For sure, this is the more exciting forecast I have ever done. On one hand, I am Colombian guy, and I really want to live in a peaceful country, and I do want a better place for raising my children. On the other hand, I am very serious when it comes to forecasting.

Maybe you have read this blog before, and you have realized that I love predictions cuz, as a data scientist, you can use your own set of statistical methodologies that relates to voting intention and turnout. If you think genuinely, everything counts while forecasting this kind of processes. For example, you may weekly track people's security perception, how much the president is disliked, how many minutes newscast spend about the peace process, how many articles or opinion columns are written, how many tweets are sent per week about FARC, everything, everything counts and matter. Let us name these variables as contextual variables

Of course, polls and pollsters are also important. They are the only proxy of voting intention. However, polls get old, and they should be updated with new data; also some pollsters are not as confident as others (I really do not believe everything some pollsters claim), and sample size also matters cuz it improves the sampling error. 

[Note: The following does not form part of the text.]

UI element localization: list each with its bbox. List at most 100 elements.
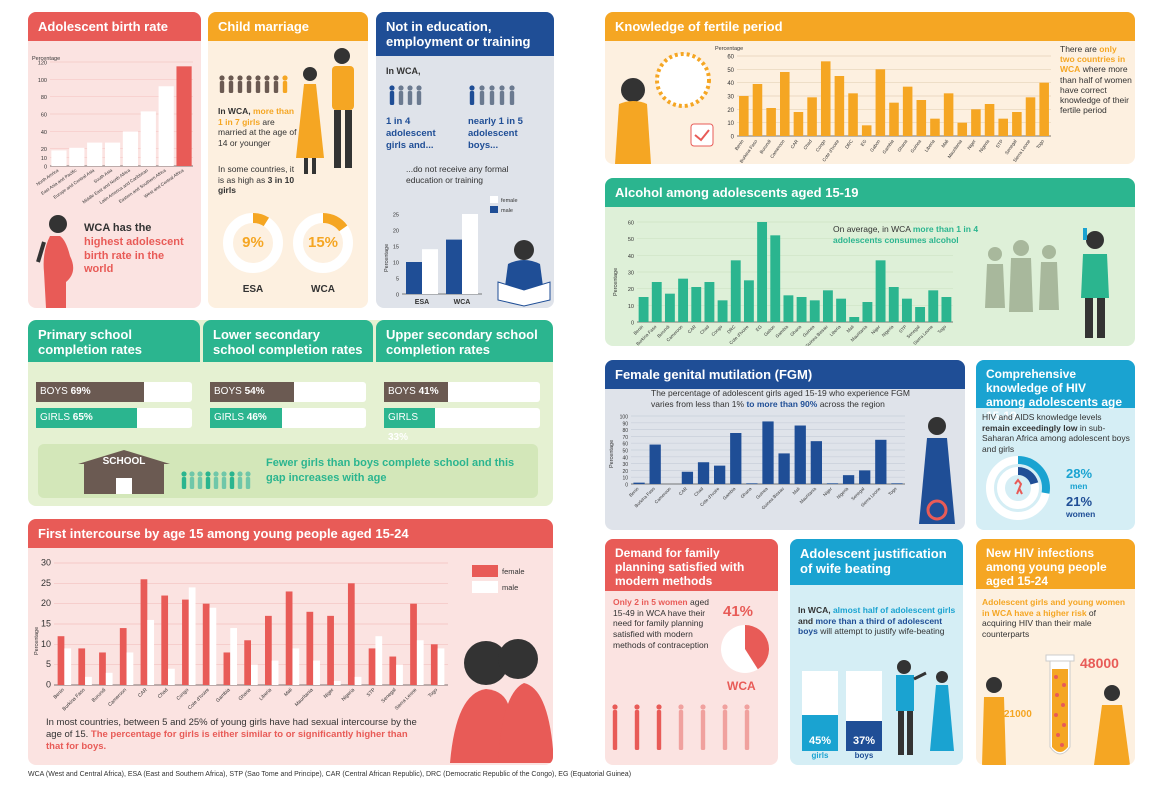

Remember that this plebiscite has two options for Colombians to choose. The first option is Yes, that goes for Yes, I approve the agreement between Farc and government. The second option is No, meaning No, I don't support that agreement. With those topics in mind, let me introduce you my (bayesian) predictions for the Colombian plebiscite. Firstly, let me exhibit the trend that the two options have shown over time:
As you can see, we have deflated the data by undecided voters. Note that we extracted the signal (bold lines) from the noise generated by polls. The following graph shows the less robust prediction based only on what polls have estimated.

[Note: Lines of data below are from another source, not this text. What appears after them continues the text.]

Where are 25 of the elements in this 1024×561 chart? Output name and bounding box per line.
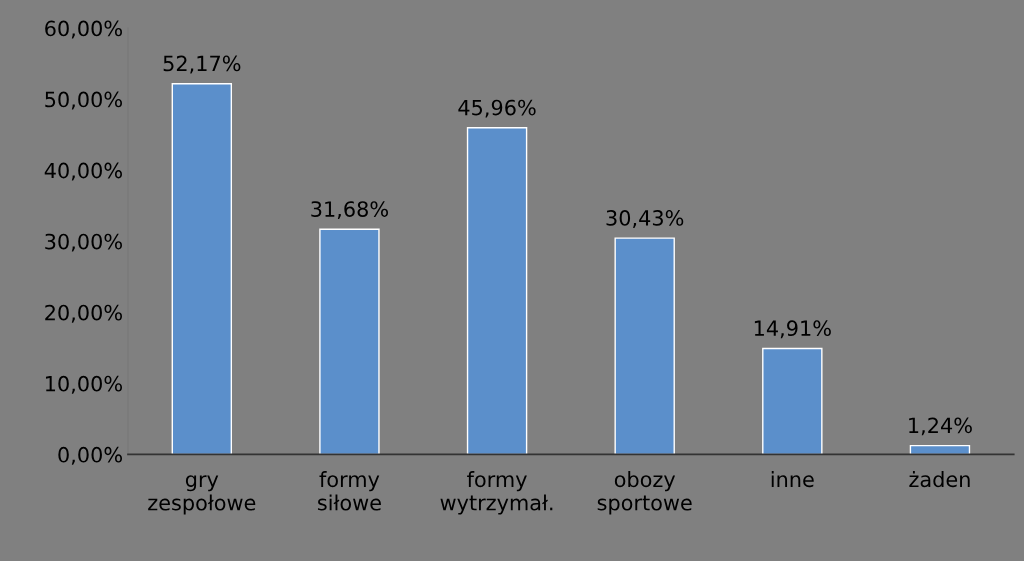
data-label: 14,91% bbox=[754, 320, 831, 339]
x-tick-label: formy siłowe bbox=[317, 471, 381, 511]
data-label: 31,68% bbox=[311, 201, 389, 220]
y-tick-label: 40,00% bbox=[44, 162, 122, 181]
y-tick-label: 50,00% bbox=[45, 91, 122, 110]
bar bbox=[171, 82, 233, 455]
x-tick-label: gry zespołowe bbox=[148, 475, 256, 515]
y-tick-label: 0,00% bbox=[58, 446, 122, 465]
data-label: 45,96% bbox=[458, 99, 536, 118]
x-tick-label: żaden bbox=[909, 471, 970, 488]
y-tick-label: 20,00% bbox=[45, 304, 122, 323]
x-tick-label: inne bbox=[771, 471, 814, 488]
data-label: 1,24% bbox=[909, 417, 972, 436]
x-tick-label: formy wytrzymał. bbox=[440, 471, 553, 515]
y-tick-label: 30,00% bbox=[45, 233, 122, 252]
data-label: 30,43% bbox=[606, 210, 684, 228]
bar bbox=[614, 237, 675, 455]
y-tick-label: 10,00% bbox=[45, 375, 122, 394]
bar bbox=[466, 127, 528, 455]
x-tick-label: obozy sportowe bbox=[597, 471, 692, 515]
bar bbox=[762, 347, 823, 455]
bar bbox=[319, 228, 380, 455]
data-label: 52,17% bbox=[163, 55, 241, 74]
y-tick-label: 60,00% bbox=[45, 20, 122, 39]
bar bbox=[909, 444, 971, 455]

Now, a more reasonable forecast based on prior information (2014 presidential elections and 2014 legislative elections) that tries to explain the outcomes of the polls by modeling the extracted signal (see trends in previous graphic) with contextual variables. After the model is fitted, we use a Bayesian setup that relates the prior information with the estimated response from this model. The following chart shows this forecast.
Ok, it is clear that Colombian people will support this peace process. However, this election is legitimate if and only if Yes voter turnout is greater than 4.4 million. By using a similar Bayesian methodology, next graph shows the predicted turnout.
Also, we used a small area modeling to forecast the response of every Colombian department (equivalent to a state in the US). The following map shows that the majority of departments are supporting the agreement between FARC and government. However, there are some of them that will vote No. Dark areas are not supporting the deal, while light-gray areas will do support the agreement.
Finally, the posterior probability that Yes defeats No is 98.8%.